Гуревич еще раз пристально посмотрела на Вовчика. Внимательно слушая Леонидовну, тот провел рукой по лысеющей голове. И было в этом жесте столько узнаваемого и родного, что стены класса вдруг раздвинулись, и Гуревич, прямо на стуле, с некрашеными волосами и нездоровым цветом лица, никому не нужная, нелюбимая, отправилась в чувственное путешествие по закоулкам прошлой любви. Она слышала его запах… Он шептал ей на ухо: «Ни, моя Ни…» Она смеялась… Он слегка прикусывал зубами кончик ее носа… Она гладила его щеку… Он… Она… Он… Она…

Леонидовна умолкла, родители задвигали стульями. Вовчик поднялся и заботливо помог своей благоверной выбраться из-за тесной парты. Гуревич, как есть, все такая же, со всеми приставками «не», спустилась с небес на землю, припечатав всеми четырьмя ножками стула потертый школьный линолеум.
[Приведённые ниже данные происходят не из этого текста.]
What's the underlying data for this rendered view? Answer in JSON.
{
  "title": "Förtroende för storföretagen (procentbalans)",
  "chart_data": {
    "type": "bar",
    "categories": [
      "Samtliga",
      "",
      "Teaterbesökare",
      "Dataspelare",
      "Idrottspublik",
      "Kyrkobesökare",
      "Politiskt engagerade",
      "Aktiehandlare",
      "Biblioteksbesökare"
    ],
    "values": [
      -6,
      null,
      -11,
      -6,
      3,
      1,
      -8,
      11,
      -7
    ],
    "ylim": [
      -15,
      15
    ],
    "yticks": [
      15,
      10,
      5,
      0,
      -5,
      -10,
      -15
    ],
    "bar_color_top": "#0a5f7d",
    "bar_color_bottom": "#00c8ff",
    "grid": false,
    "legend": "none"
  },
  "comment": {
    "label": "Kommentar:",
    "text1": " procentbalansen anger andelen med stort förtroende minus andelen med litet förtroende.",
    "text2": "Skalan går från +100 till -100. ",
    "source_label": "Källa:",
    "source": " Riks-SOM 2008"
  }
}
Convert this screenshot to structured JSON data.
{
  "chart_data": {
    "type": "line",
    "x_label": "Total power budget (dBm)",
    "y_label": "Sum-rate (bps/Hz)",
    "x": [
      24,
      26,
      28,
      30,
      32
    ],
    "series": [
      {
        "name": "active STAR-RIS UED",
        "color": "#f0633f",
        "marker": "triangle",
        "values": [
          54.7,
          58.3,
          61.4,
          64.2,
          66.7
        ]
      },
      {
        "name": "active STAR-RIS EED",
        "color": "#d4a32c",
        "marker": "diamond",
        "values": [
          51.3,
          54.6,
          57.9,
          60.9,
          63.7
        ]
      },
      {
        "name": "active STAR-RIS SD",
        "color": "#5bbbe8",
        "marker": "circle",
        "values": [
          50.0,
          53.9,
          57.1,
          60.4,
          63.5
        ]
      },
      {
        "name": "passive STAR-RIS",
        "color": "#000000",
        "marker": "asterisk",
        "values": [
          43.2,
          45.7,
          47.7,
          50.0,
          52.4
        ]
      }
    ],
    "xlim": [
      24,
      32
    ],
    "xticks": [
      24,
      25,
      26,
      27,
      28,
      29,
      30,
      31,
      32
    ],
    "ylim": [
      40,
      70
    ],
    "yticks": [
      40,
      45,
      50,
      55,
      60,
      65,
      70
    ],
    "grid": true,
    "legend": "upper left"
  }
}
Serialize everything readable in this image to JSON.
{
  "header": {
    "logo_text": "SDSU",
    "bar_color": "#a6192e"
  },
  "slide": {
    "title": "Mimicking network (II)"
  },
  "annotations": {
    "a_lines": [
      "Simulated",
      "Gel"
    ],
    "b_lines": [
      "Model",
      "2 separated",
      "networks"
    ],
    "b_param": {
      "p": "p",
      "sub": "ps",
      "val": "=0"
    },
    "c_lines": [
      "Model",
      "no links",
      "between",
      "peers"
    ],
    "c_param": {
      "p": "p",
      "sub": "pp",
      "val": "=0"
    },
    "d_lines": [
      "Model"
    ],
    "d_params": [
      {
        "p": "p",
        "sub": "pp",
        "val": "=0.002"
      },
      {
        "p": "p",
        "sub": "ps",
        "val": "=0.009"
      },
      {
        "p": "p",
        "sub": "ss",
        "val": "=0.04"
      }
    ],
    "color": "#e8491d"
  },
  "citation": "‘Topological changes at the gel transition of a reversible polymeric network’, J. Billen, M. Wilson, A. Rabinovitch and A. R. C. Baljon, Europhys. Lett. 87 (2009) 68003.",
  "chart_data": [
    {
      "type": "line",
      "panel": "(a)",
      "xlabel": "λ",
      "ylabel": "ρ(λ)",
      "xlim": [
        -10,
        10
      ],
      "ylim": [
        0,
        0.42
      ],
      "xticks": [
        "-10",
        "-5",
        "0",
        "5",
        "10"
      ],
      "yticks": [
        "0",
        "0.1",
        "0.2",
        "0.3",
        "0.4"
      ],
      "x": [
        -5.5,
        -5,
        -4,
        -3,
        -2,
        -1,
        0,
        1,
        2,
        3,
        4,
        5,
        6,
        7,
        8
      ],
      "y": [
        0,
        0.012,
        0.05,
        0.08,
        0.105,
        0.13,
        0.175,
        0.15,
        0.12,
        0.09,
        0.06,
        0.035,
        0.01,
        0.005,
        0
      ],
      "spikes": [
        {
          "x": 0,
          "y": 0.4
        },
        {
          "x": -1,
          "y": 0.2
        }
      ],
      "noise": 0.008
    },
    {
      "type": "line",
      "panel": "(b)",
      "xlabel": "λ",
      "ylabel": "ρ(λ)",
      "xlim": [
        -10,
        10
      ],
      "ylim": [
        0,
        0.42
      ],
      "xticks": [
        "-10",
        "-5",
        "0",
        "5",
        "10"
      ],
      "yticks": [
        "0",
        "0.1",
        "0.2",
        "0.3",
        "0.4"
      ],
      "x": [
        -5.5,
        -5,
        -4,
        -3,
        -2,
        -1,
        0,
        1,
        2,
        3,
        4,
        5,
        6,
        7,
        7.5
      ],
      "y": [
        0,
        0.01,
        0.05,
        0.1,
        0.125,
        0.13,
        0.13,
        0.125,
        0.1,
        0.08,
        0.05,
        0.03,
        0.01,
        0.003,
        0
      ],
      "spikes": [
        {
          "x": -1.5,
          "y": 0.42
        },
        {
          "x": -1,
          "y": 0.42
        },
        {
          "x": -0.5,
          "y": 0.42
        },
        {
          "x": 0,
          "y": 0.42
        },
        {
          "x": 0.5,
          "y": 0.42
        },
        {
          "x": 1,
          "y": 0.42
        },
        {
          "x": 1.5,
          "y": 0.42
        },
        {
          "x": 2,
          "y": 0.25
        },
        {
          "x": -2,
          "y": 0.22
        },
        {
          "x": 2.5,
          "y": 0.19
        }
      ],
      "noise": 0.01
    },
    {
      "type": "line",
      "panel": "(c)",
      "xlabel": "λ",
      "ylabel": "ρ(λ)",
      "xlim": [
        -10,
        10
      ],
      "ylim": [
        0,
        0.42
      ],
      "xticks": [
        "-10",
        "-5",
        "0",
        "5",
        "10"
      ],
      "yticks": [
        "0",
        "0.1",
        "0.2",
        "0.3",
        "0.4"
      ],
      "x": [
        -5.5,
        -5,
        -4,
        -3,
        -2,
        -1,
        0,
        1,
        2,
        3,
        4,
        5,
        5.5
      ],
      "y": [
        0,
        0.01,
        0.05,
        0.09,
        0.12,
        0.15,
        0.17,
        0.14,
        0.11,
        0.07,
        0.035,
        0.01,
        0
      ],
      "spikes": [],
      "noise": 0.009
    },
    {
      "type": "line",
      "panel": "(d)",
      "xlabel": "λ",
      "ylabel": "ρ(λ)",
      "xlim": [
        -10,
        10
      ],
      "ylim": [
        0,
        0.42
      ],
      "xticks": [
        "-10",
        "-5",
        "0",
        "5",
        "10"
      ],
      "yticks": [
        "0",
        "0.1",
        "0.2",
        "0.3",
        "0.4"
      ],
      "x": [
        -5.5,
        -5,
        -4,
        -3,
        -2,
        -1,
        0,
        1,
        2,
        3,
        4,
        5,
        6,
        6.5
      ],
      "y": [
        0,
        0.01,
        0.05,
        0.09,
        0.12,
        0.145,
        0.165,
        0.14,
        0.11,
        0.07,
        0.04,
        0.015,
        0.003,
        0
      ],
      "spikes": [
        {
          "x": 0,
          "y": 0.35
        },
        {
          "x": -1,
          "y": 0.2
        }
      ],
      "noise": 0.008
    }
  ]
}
Не она и он. А они!

Как тореадор, Вовчик развернул верхнюю одежду, и ненавистная толстуха, вслепую потыкавшись руками, вздернула ее на плечи. Облачившись, они выплыли из класса и пошли по коридору плечом к плечу. Гуревич смотрела им вслед. Опять две счастливые спины… Опять…

– Вот это шуба! – мечтательно пропела Леонидовна. – Роско-ошная!

Гуревич обернулась на Леонидовну, а затем вновь посмотрела на удалявшуюся парочку. И только сейчас обратила внимание, что на той, которая уводила ее Вовчика, была белоснежная, шелковистая, до пола шуба. «Почему жизнь все время поворачивается ко мне спиной? Почему у других и Вовчик, и шуба, и белобрысый сынок в пятом классе, а у меня всегда шиш с маслом?» – Гуревич сгребла кособокое пальтишко из учительской и, проходя мимо зеркала, вдруг остановилась. Она так давно не смотрела на себя оценивающим женским взглядом, что не знала, с чего начать. Робким жестом поправила волосы, внимательно прошлась глазами сверху вниз и горестно сказала: «Шиш! Даже без масла!»

С того самого дня Гуревич начала копить. Аккуратно, в начале каждого месяца, треть зарплаты перемещалась в жестяную банку из-под мармеладных долек. Если раньше она любила пить чай и перелистывать любимую Ахматову, то теперь засунула томик на верхнюю полку и, долго, с упоением прихлебывая горячую жидкость, рассматривала жестяные узоры на банке-копилке. Время от времени открывала тугую крышку и втягивала носом запах сложенных купюр. Неправда, что деньги не пахнут. Эти пахли. Сахарной пудрой, цитрусом и мечтой.

Белоснежная мечта являлась во сне, влетая вместе с морозным воздухом в форточку. Выпрыгивала со страницы учебника, вместе с правилом о шипящих. Округлыми протяжными словами «Роско-о-о-ошная шуба!» вылетала из Леонидовны, стоило той открыть рот (хотя вещалось совсем другое: строгое, учебно-методическое). Гуревич продолжала осыпать себя пеплом и носить стоптанные туфли, но где-то там впереди ее ждала желанная, обещавшая круто изменить жизнь шуба.

Примерно в это же время к ней приблудились соседские дети. Девочка лет пяти и мальчик чуть помладше. Вообще-то она знала их давно и время от времени подбрасывала мелкие деньги их матери-алкоголичке.

Елена обычно игнорировала звонок и яростно барабанила в дверь. Гуревич ворчала: «Опять Елена Прекрасная пожаловала», но шла открывать. В противовес наглому стуку лицо у Прекрасной Елены было жалобно-униженное. За ней подкреплением, призванным усилить психологическую атаку, стояли дети.

– Все гудит и гудит, – начинала Елена, никогда не повторяясь в своих просительных заходах.

– Что гудит?

– Да голова проклятая.

– Пить надо меньше. Не дам.

– Что ты, мне не на опохмел! Мне на этот… как его… на панадол… И Витьки вон не кормлены, – завершала она беспроигрышным средством.